Daniel Lemire's blog

, 3 min read

Almost picking N distinct numbers at random

In Picking N distinct numbers at random: how to do it fast?, I describe how to quickly pick N distinct integer values at random from a range of integer values. It comes down to using either bitset/bitmap or a hash set.

The bitset approach is very fast when you need to pick many integer values out of a small range. The hash set approach is very fast if you need to pick very few values, irrespective of the range of values.

What about the middle ground? What if you need to pick lots of integer values from an even greater range?

Because N is large, you may not care to get exactly N values. That is, if you need to pick 100 million integer values at random, it might be fine to pick 99,999,999 integer values.

What can you do?

  1. Fill an array with N randomly generated integer values (using a uniform distribution).
  2. Sort the array.
  3. Remove duplicates.

That is pretty good, but the sort function could be expensive if N is large: it is O(N log N), after all.

Assuming that there are no duplicates, can we model this using probabilities? What is the distribution corresponding to the first value? We have N values picked out of a large range. So the probability that any value has been picked is N over the range. We recognize the geometric distribution. Once you have found the first value, you can repeat this same reasoning except that we now have N-1 values over a somewhat restricted range (because we generate them in sorted order).

  1. Generate a value over the range R using a geometric distribution with probability N/R.
  2. Append the value to my output array.
  3. Reduce the range R with the constraint that all future values must be larger than the last value appended to the output array.
  4. Decrement N by one.
  5. Repeat until N is 0.

You can use the fact that we can cheaply generate numbers according to a geometric distribution:

floor(log(random_number_in_0_1()) /log(1-p));

All you need is a way to generate random numbers in the unit interval [0,1] but that is easy. In C++ and many other programming languages, you have builtin support for geometric distributions.

The net result is an O(N) algorithm to pick N values at random over a range.

There is a catch, however. My model is not quite correct. For one thing, we do not quite have a geometric distribution: it is only valid if the range is very, very large. This manifests itself by the fact that the values I generate may exceed the range (a geometric distribution is unbounded). We can patch things up by stopping the algorithm once a value exceeds the range or some other anomaly occurs.
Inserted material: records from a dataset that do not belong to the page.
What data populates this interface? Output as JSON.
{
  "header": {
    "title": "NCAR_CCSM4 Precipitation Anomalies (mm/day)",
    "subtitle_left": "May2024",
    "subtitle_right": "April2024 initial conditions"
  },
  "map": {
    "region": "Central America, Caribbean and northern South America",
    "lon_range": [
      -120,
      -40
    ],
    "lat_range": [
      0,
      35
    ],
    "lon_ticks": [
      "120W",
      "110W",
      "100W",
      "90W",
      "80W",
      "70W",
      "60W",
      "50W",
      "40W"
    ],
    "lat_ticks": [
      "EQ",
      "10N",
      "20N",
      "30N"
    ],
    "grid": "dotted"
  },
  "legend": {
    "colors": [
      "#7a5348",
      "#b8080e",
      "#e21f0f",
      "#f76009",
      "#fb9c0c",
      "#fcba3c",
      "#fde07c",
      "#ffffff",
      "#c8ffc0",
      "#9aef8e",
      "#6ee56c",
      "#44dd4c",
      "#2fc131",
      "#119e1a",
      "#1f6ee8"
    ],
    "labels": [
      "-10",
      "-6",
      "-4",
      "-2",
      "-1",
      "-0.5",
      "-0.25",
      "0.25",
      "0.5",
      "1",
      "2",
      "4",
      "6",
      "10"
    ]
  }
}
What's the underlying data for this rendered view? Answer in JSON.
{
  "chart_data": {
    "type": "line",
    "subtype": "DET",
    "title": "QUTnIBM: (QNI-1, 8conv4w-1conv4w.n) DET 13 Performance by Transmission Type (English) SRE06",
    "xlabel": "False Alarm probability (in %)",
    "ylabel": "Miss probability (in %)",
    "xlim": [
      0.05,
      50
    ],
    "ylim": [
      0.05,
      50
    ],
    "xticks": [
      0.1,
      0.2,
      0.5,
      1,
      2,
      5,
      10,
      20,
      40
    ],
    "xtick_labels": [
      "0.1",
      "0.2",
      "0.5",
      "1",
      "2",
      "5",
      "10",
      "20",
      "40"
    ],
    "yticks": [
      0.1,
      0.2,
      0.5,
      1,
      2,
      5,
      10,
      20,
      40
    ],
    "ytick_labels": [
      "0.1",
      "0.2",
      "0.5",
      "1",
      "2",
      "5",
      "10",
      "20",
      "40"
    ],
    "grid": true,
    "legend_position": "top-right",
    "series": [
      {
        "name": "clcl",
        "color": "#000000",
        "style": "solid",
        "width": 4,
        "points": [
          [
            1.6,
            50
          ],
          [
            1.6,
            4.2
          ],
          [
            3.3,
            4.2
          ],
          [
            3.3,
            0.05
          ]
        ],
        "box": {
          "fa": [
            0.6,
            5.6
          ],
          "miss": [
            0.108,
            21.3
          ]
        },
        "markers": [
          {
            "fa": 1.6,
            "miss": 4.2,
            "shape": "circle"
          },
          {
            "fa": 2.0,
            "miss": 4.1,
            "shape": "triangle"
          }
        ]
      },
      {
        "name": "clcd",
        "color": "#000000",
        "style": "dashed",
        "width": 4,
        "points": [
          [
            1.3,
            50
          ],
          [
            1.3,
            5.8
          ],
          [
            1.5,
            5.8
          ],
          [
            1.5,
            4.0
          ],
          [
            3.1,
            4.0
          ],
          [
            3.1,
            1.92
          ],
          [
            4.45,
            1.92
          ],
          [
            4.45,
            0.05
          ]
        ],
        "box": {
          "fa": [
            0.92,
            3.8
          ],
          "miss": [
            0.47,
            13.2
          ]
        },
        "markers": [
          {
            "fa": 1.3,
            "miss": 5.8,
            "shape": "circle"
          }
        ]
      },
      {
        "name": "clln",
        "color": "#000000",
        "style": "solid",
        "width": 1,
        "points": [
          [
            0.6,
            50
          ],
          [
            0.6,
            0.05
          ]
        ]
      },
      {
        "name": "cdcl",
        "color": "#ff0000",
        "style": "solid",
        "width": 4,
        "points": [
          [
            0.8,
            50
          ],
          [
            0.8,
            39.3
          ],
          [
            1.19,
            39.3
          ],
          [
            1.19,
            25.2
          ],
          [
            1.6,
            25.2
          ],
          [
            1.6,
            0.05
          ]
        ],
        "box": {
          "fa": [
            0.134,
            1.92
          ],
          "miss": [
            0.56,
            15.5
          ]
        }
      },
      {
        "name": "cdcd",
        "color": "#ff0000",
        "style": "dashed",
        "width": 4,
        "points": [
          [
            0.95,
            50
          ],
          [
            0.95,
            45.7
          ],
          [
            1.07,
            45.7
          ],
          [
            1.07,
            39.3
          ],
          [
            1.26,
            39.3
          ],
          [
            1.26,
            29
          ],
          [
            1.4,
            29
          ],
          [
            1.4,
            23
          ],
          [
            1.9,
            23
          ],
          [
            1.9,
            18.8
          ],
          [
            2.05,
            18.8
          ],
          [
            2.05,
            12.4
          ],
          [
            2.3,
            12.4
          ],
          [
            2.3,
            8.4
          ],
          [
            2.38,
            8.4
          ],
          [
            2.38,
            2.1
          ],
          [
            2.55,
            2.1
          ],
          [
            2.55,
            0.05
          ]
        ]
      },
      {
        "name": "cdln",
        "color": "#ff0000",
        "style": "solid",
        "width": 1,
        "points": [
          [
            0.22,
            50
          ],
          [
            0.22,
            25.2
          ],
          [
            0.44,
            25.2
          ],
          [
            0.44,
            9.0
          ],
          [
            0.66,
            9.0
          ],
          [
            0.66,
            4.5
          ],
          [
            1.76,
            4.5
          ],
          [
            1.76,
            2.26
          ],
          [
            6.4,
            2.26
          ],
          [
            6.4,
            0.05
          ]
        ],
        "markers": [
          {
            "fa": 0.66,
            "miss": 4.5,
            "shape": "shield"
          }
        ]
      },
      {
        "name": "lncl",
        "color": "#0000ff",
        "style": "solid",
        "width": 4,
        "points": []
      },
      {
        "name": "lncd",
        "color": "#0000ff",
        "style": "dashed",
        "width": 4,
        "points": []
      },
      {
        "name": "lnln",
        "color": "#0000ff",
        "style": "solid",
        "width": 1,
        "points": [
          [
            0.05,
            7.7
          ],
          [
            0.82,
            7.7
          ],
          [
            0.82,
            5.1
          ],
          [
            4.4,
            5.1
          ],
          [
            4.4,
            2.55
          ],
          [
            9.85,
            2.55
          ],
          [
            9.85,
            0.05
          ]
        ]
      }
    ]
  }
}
So I ran a benchmark where I have to pick 100,000,000 values among all integers smaller than 40,000,000,000. I get that the time per value generated is about half using the geometric-distribution approach:

sort-based 170 ns
geometric 80 ns

For larger arrays, I can achieve 3x to 4x gains but then my software runs out of memory.

My code is available.

What else could you do? Another practical approach would be to divide up the range into many small subranges and to use the fact that the number of values within each subrange follows a binomial distribution (which can be approximated by a normal distribution), to do a divide-and-conquer approach: instead of having to pick many values in a large range problem, we would have several small “pick few values into a small range” problems. For each small problem, you can afford to do a sort-based approach since sorting small arrays is fast.